MEDIA RELEASE

Opening 6pm Wednesday 1 May until 19 May 2019

April 16, 2019 | Canberra is a city in flux, changing fast in an era of light rail, urban renewal and evolving buildings being constructed all over town. Trees are coming down and being replanted, tradies, in their orange and yellow hi viz vests,  are working on roads and nature strips all over town, and we hardly notice them. But now they are all the subject of a series of paintings.

Local artists Susan Banks and Thea Katauskas urge you to step back from the tumult to explore  what is often overlooked. To see the life of the nature strip; the plants above, and the working men, often below. Their exciting collaborative exhibition of oils and acrylic works “On the Verge” opens at the Australian National Capital Artists (ANCA) Gallery in Dickson from May 1-19.

“It’s about the invisible energy and activity that maintain the life of our city, as well as the thriving nature that persists whilst being hemmed by roadways and built environments,” says Katauskas. Now based in Washington DC, she is a 1996 graduate of the ANU’s Canberra School of Art and Design, who has held three successful solo shows of her unique take on the city’s suburban architecture.

“The streetscapes of Canberra are changing – mature trees are being removed and replaced to manage the city’s environment. New plantings  are designed with the aim of establishing urban forests and creating aesthetically varied neighbourhoods, and there is both sadness and renewal in that. I try and capture both in my paintings.’

As trees are felled to make way for transport infrastructure, she says many citizens have voiced sorrow at the loss of the native Northbourne eucalypts, lamenting the absence of these tall proud markers lining our shared transport corridors.

Banks, a former scientist  and teacher, and a recent graduate of the same art school, has focussed on the disrupted upended nature strips; the diggings temporarily occupied by workers and the inconvenient diversions as people step past the barriers, witches’ hats and piles of rubble.

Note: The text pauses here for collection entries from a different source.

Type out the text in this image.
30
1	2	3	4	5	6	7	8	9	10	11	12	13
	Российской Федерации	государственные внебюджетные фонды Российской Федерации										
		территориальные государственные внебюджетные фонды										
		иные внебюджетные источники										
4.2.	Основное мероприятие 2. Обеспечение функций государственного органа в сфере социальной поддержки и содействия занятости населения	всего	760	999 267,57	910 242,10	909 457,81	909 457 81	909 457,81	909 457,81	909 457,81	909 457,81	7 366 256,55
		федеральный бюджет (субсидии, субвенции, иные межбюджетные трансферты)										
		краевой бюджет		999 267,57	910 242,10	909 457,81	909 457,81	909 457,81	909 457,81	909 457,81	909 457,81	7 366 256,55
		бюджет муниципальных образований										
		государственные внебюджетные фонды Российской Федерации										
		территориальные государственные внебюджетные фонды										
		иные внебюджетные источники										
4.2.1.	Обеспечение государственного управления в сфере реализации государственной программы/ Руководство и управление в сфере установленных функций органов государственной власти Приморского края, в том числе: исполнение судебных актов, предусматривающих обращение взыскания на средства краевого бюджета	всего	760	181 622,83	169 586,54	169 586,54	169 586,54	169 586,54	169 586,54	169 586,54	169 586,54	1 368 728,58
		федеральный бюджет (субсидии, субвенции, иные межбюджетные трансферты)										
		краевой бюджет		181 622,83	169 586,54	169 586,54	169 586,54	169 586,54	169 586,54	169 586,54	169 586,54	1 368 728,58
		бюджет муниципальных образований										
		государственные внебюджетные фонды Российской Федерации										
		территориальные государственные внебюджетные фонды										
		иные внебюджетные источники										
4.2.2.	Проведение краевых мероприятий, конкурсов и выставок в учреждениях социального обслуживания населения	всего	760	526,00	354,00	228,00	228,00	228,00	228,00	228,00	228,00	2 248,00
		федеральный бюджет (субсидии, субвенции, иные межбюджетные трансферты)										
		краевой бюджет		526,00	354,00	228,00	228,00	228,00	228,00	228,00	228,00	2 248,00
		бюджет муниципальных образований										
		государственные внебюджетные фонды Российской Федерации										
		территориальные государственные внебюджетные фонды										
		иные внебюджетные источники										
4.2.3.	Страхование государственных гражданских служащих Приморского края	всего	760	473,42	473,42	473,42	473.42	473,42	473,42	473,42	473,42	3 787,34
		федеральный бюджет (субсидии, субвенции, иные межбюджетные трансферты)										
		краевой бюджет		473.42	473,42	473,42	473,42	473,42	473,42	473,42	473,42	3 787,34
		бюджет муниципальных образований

‘I drew, photographed and painted the people I met who were maintaining services based on the nature strip, for example the NBN engineers, electrical workers, tree pruners, workers from the water company, infrastructure maintenance workers who work above and below ground using fascinating technologies that they are happy to talk about.’

The men I chose responded extremely positively and were happy to be pictured working,’ says Banks.

‘Understandably, they became more animated and active as a result of having an audience. Their hi-vis clothing became an important part of the paintings.’

‘My aim in all the paintings was to convey the energy of the workers – whether it was bending pipes or diving into a manhole – to me it was both interesting and exciting, especially their hidden relationship to the environment they were creating.’

“My approach was light-hearted and although humour wasn’t what I was aiming for, I was happy that some moments were unexpectedly funny,’ said Banks.

ART EXHIBITION: On the Verge Painting the Overlooked

by Susan Banks & Thea Katauskas

Thea Katauskas, Long Branch, Acton, 2019, Oil on canvas, 90.5 x 38cm.
Susan Banks, Samson and Delilah, 2018, acrylic on canvas, 56 x 72cm.